A study published in the Journal of Studies on Alcohol and Drugs by Vallance and colleagues illustrates the need for writing and publishing public health-oriented articles on alcohol issues.
Another study published in The Milbank Quarterly by Petticrew and colleagues exposed how alcohol industry Corporate Social Responsibility bodies deploy social norming methods, such as “dark nudges” and “sludge” strategies. Using these strategies the alcohol industry promotes mixed messages which confuse people and undermine recognition of alcohol harm.
Language and framing are used by the alcohol industry in marketing to normalize alcohol use among different target groups. These norms then lead to increased alcohol use and resulting harm among these groups.

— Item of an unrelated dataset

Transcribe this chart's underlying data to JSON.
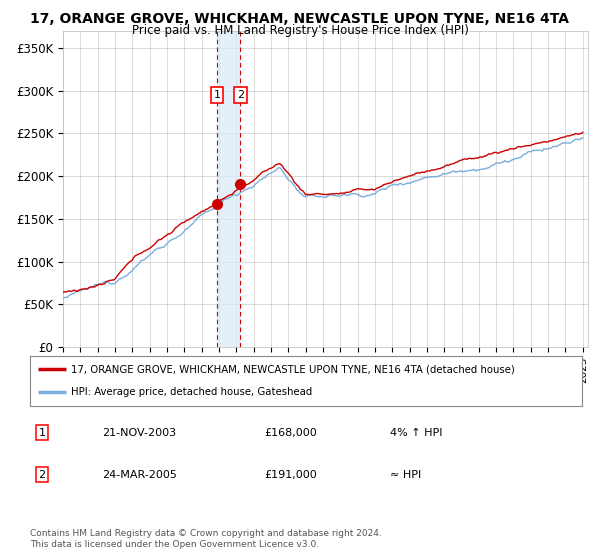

A report by the Scottish Health Action for Alcohol Problems (SHAAP) and the Institute of Alcohol Studies (IAS) found that the harmful alcohol norms associated with masculinity are causing men to experience heightened levels of alcohol harm. This includes exacerbating mental health problems among men and lower rates of seeking help and support for these problems.
After objectifying women for years to sell alcohol to men, the alcohol industry is now trying to feminize alcohol products and align with feminist and women empowerment movements to sell to women. The result is rising alcohol use among women, for example in the United States where women’s alcohol use is almost at men’s level. This is leading to increased physical and mental health problems among women.
Language and framing can either cause harm or be a force for positive change.
The alcohol industry has been using these tools to propagate harmful norms and myths to sell more of their products for decades. This is why it is important to write and publish articles with public interest framing to counter and expose industry arguments, increase public awareness about the harms caused by the alcohol industry and its products and build support for alcohol policy solutions.